Display Options Threshold/Breakthrough Mark All as Read Mark All as Unread
The Fine Print: The following comments are owned by whoever posted them. We are not responsible for them in any way.
  • (Score: 4, Disagree) by Rosco P. Coltrane on Tuesday July 05 2022, @12:27PM (4 children)

    by Rosco P. Coltrane (4757) on Tuesday July 05 2022, @12:27PM (#1258233)

    I host my open-source projects on Github. It's free, it's plenty good enough for the price, and most importantly, I'm not locked in in any way.

    The minute Microsoft's newfound love for all things open-source proves to have been a load of BS all along and they start making difficulties on Github, I'll move my projects elsewhere. As I did when I moved them away fron Sourceforge.

    Github has nothing that would prevent me from abandoning their platform immediately and with next-to-zero extra work. Zilch. And that's exactly why I use them.
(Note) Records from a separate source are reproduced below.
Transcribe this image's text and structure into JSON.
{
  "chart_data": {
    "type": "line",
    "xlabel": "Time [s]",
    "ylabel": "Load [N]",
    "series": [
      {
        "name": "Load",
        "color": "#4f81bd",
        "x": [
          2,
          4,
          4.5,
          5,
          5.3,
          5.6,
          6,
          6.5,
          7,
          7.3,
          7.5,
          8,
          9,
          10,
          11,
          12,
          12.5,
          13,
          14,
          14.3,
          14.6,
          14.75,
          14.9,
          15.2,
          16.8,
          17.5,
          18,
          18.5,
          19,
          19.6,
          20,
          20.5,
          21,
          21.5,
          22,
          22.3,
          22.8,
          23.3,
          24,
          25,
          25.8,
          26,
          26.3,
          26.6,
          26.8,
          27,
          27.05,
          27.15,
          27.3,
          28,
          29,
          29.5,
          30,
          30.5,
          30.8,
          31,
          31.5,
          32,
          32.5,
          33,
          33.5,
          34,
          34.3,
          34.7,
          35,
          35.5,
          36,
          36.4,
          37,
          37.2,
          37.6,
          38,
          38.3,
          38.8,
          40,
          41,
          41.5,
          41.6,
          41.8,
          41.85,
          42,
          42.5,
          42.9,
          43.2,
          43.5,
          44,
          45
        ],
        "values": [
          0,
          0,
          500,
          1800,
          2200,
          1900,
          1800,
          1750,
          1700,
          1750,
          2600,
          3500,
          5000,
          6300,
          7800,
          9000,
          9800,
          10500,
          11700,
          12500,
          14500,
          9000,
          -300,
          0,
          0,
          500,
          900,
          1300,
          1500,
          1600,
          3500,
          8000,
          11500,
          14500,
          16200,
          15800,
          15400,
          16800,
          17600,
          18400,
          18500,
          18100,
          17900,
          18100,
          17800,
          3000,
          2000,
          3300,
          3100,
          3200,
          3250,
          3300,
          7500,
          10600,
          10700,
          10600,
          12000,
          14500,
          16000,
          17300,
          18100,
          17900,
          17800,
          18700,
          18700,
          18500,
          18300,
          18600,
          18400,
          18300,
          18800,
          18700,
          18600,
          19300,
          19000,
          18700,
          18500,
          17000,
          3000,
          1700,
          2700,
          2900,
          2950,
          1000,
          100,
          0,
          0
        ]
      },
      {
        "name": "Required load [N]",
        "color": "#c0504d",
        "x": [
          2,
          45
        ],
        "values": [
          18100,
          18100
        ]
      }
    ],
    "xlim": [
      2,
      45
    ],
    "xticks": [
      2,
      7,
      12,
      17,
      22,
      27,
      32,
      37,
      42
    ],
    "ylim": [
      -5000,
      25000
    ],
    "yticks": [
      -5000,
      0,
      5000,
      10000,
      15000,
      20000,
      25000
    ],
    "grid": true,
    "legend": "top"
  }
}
    Starting Score:    1  point
    Moderation   +2  
       Insightful=1, Informative=1, Disagree=1, Total=3
    Extra 'Disagree' Modifier   0  
    Karma-Bonus Modifier   +1  

    Total Score:   4  
  • (Score: 2) by bart9h on Tuesday July 05 2022, @04:52PM (3 children)

    by bart9h (767) on Tuesday July 05 2022, @04:52PM (#1258300)

    The beauty of git is that the source repository is completely impossible to be locked in anywhere, as each working copy is the complete repository.

    But github also has issues tracking, wiki, and some other facilities that could be a little more cumbersome to move elsewhere.

    I also has some projects mirrored there, but I don't use it for anything but git itself.

    • (Score: 3, Informative) by Rosco P. Coltrane on Tuesday July 05 2022, @05:11PM (2 children)

      by Rosco P. Coltrane (4757) on Tuesday July 05 2022, @05:11PM (#1258305)

      Exactly. I only use the repos. I even use it as a free storage space to serve Debian and RPM packages out of it :)

      The whole social media garbage and improved tools they built on top of it, I don't use. That's the lock in. Yeah the tools nice, but the price is reliance on Microsoft. That's too high a price for me.

      • (Score: 1, Interesting) by Anonymous Coward on Tuesday July 05 2022, @07:26PM (1 child)

        by Anonymous Coward on Tuesday July 05 2022, @07:26PM (#1258339)

        Does the Copilot thing bother you?

        • (Score: 5, Interesting) by ElizabethGreene on Wednesday July 06 2022, @01:06AM

          by ElizabethGreene (6748) Subscriber Badge on Wednesday July 06 2022, @01:06AM (#1258428) Journal

          Does the Copilot thing bother you?

          I have an opinion on this, but first a bias disclosure. I work for Microsoft in a realm so far removed from GitHub that we barely share a planet.

          I don't have a problem with Copilot. Ignore that it's an AI and the situation gets much less sticky. YourCo gets a new intern. It's Bob. Bob is a novice coder, so you have Bob go read the source of a bunch of open source projects and teach themselves how to code from it. Along the way, Bob learns a specific thing from the source of your project, e.g. a tidy way to do inline getters and setters for an object. Then, lucky you, you get assigned to pair program with Bob. They are sitting next to you when you go to make a new object and they say "Hey, I've got a neat pattern for how to do that" and write new code using the pattern. It's not a copy/paste, it's new code. Would that be bad?

          That's what copilot does. It's writing new code based on patterns it learns from other source.

          You can argue that there is a difference between code written by a human and an AI, but IMHO that's a distinction without a difference. We've long past the point where GPT-3 can write unique works indistinguishable from a human author. We blew past that years ago.

          Some point in the future we'll have to work through the problem of an AI's rights for the code, text, or music they write, but we're not ready to have that conversation yet. For now, I welcome the help.